In diesem Augenblick wurden gedämpfte Rufe laut, und alles drehte sich der Tür zu, die sich geöffnet hatte. Dora Martin stand auf der Schwelle. Hinter ihr drängte sich, wie auf der Bühne das Gefolge hinter der Königin, das Ensemble, mit dem sie reiste.

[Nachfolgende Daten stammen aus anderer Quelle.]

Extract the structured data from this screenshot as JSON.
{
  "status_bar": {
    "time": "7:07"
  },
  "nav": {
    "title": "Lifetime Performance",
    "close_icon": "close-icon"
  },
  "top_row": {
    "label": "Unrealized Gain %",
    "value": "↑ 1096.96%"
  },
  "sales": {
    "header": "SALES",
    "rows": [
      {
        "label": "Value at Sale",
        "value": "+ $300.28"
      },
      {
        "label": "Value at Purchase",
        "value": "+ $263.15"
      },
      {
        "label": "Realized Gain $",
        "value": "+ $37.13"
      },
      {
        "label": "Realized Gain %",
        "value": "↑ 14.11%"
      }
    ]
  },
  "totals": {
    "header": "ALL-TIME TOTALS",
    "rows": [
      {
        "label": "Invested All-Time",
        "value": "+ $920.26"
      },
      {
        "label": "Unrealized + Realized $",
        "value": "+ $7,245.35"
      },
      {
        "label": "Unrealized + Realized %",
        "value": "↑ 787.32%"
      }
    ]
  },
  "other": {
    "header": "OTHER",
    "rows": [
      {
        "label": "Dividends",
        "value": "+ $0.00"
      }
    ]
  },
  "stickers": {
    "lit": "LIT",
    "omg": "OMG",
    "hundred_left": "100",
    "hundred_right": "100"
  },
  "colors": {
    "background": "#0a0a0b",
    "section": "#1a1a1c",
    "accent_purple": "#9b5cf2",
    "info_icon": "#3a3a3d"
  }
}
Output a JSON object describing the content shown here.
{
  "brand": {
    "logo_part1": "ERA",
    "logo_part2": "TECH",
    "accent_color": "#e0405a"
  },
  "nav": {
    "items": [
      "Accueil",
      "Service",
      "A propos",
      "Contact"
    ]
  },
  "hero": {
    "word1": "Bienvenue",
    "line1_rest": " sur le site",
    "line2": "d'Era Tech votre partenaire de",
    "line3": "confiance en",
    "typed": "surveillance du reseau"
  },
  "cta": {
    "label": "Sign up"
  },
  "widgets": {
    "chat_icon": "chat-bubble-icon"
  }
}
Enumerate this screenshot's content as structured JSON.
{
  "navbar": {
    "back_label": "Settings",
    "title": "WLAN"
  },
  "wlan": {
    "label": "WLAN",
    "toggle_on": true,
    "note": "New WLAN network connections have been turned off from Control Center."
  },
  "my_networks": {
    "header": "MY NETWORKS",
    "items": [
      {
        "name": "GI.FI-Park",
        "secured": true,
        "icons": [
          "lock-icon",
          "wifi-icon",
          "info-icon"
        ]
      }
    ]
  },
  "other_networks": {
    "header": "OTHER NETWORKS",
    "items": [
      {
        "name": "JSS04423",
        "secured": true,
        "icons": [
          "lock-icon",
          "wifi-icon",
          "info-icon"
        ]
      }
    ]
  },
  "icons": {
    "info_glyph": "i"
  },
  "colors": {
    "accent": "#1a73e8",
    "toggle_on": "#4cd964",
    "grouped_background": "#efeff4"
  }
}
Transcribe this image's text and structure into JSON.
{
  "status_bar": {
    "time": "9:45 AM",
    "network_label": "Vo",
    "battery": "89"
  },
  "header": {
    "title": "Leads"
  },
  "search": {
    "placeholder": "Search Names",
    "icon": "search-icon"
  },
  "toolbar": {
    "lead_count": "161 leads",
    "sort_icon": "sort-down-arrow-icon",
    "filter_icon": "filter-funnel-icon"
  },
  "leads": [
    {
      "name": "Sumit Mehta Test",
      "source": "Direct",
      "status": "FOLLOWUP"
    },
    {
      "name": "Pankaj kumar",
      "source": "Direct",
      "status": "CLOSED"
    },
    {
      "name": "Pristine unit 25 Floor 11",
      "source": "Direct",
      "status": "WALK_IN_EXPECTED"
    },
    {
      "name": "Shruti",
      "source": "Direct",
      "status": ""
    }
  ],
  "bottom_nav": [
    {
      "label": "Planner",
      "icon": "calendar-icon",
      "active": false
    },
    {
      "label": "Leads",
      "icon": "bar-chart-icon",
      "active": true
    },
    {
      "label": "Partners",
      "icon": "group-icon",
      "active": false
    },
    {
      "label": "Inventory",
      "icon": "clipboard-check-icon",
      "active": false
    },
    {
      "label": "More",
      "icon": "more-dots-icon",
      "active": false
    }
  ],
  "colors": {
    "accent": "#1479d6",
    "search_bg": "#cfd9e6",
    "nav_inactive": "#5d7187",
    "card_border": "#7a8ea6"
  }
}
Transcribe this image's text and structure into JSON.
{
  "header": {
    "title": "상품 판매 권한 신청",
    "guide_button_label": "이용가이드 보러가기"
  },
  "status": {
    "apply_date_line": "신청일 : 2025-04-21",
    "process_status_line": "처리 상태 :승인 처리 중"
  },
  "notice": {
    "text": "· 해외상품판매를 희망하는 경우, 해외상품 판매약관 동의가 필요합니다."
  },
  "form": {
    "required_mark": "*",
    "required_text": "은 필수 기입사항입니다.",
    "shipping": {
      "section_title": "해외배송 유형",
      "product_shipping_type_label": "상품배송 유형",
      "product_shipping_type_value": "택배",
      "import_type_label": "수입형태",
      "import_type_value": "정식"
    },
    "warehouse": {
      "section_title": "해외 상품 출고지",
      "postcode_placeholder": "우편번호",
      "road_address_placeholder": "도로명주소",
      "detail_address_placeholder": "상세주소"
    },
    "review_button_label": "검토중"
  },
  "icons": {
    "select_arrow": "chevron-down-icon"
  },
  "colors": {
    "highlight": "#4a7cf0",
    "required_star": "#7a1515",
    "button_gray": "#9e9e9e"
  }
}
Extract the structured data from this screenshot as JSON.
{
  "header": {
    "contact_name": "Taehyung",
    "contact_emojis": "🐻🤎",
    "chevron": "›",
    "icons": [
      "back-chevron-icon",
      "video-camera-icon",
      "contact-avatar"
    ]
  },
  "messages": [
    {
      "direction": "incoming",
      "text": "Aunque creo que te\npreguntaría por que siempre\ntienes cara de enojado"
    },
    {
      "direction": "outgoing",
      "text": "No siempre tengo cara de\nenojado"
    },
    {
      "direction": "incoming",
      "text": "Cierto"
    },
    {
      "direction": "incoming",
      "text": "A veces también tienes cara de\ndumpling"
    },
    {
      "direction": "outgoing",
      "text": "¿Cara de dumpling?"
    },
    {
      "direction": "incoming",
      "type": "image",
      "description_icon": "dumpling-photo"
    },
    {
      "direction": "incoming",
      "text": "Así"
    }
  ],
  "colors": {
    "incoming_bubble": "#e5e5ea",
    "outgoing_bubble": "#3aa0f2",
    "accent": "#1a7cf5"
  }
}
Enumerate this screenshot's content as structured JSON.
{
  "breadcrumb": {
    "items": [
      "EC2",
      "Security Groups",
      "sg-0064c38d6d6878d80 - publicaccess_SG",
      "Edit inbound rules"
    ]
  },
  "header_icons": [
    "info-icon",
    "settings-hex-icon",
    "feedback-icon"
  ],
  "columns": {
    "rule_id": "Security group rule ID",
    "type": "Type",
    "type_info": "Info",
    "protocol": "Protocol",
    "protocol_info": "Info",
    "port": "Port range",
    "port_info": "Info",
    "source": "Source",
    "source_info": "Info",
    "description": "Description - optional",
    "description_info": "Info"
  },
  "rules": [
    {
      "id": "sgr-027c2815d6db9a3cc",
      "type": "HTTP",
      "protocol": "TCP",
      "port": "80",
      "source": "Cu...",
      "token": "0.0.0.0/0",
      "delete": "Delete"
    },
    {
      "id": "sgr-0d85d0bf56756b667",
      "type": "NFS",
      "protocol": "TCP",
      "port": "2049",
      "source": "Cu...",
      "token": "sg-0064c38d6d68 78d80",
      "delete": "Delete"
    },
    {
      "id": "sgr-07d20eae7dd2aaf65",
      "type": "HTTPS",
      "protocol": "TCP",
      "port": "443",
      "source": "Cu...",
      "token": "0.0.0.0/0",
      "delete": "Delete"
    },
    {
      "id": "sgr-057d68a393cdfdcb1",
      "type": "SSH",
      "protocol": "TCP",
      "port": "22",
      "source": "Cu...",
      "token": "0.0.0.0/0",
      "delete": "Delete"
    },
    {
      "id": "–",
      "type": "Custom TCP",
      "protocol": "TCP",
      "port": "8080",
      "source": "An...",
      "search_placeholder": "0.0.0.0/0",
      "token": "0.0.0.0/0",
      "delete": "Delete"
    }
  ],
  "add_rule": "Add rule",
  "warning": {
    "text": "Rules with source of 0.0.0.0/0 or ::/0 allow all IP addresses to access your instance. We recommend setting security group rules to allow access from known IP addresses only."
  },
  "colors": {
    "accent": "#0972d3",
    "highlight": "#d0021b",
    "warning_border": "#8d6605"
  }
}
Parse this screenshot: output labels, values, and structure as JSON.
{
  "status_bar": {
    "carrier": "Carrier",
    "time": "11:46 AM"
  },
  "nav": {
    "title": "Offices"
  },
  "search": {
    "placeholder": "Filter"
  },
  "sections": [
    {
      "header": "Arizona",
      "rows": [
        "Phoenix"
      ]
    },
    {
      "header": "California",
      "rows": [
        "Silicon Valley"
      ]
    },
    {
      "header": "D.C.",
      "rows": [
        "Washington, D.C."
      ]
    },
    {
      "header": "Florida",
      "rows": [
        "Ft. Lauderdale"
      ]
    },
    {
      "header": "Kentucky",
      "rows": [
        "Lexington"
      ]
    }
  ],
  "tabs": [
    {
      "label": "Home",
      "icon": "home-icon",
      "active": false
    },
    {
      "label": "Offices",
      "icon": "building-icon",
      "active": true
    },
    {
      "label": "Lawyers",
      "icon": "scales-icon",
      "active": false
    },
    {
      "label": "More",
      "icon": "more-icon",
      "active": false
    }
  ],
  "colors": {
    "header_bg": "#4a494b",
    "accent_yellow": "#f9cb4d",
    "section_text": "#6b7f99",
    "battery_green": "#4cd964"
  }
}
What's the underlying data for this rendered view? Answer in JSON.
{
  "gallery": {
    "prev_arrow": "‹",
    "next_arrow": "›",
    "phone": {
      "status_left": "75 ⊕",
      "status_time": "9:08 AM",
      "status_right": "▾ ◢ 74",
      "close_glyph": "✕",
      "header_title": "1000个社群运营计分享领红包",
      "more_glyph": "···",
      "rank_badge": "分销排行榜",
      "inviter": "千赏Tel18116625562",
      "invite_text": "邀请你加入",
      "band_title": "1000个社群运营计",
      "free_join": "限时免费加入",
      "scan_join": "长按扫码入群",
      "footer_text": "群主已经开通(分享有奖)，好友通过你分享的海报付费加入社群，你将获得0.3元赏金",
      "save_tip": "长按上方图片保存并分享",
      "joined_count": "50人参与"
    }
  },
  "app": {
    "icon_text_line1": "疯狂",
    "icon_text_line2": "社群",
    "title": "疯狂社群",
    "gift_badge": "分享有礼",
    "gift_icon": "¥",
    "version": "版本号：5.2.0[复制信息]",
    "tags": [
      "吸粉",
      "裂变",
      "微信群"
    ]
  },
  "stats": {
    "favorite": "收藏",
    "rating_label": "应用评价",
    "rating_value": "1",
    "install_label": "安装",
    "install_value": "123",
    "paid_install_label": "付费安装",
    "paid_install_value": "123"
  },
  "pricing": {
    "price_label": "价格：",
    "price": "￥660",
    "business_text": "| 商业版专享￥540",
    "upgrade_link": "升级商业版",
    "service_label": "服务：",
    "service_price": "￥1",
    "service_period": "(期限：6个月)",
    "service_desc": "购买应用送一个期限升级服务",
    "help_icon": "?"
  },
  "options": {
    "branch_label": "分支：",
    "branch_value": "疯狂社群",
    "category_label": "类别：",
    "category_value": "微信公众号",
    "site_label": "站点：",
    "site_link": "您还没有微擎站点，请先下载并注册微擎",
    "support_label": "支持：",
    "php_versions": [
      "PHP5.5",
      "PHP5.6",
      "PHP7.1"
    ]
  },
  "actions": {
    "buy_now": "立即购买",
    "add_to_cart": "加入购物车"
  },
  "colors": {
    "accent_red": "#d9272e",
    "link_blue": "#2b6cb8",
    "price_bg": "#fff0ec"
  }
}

Dora Martin lachte und winkte allen Mitgliedern des Hamburger Künstlertheaters zu; dabei rief sie mit ihrer heiseren Stimme, auf jene berühmte Art, die von tausend jungen Schauspielerinnen im ganzen Lande kopiert wurde, in jedem Satz einige Worte zerdehnend: »Kinder, wir sind eingeladen, ein ganz langweiliges Bankett, furchtbar schade, aber wir müssen hingehen!« Sie schien ihre eigene Sprechweise parodieren zu wollen, so eigenwillig verfuhr sie mit der Länge der Silben. Aber allen klang es lieblich in den Ohren, auch denen, welche die Martin nicht leiden konnten, zum Beispiel dem jungen Miklas. Es war nicht zu leugnen: Ihr Auftritt hatte großen Effekt gemacht. Ihre weit geöffneten, kindlichen und rätselhaft tiefen Augen unter der hohen und klugen Stirn verwirrten und bezauberten jeden; sogar Vater Hansemann zeigte ein blödes, betörtes Lächeln. Frau von Herzfeld, die früher mit der Martin befreundet gewesen war, rief ihr zu: »Das ist aber ein Jammer, Dorchen. Kannst du dich gar nicht ein bißchen zu uns setzen?« Die allgemeine Achtung vor Hedda stieg, weil sie sich mit der Martin duzte. Diese aber bewegte verneinend ihr lächelndes Gesicht, das fast verschwand zwischen dem hochgeschlagenen Kragen des braunen Pelzmantels; denn sie trug die Schultern sehr hochgezogen. »Zu schade!« girrte sie, und wie sie den Kopf schüttelte, flog die rötliche Mähne ihres lockeren Haars, über dem sie keinen Hut trug. »Aber wir sind sowieso viel zu spät!«

Da geschah es, daß jemand hinter ihr sich durchs Gefolge drängte. Es war Hendrik Höfgen, der unvermittelt hervorkam. Er hatte den Smoking an, den er in mondänen Rollen auf der Bühne trug und der, aus der Nähe betrachtet, schon recht abgetragen und fleckig wirkte. Über den Schultern lag ihm ein weißes Seidentuch. Sein Atem flog; Wangen und Stirn waren hektisch gerötet. Einen recht beunruhigenden Eindruck machte das nervöse Lachen, das ihn schüttelte, während er sich in gehetzter Eile, umflattert vom Seidentuch, tief über die Hand der Diva bückte, und das nicht ohne eine gewisse irrsinnige Herzlichkeit schien. »Entschuldigen Sie«, brachte er hervor, das Gesicht, in dem das Monokel überraschend fest hielt, immer noch über ihre Hand gebückt und immer noch heftig lachend. »Es ist ja phantastisch: ich bin viel zu spät – was müssen Sie von mir denken – eine phantastische Sache …« Das Lachen beutelte ihn, sein Gesicht wurde immer röter. »Aber ich wollte Sie doch nicht gehen lassen«, dabei richtete er sich endlich auf, »ohne Ihnen gesagt zu haben, wie sehr ich diesen Abend genossen habe – wie wunderschön es gewesen ist!« Plötzlich schien die ungeheuer komische Angelegenheit, über die er fast zersprungen war vor Lachen, nicht mehr zu existieren; er zeigte nun ein ganz ernstes Gesicht.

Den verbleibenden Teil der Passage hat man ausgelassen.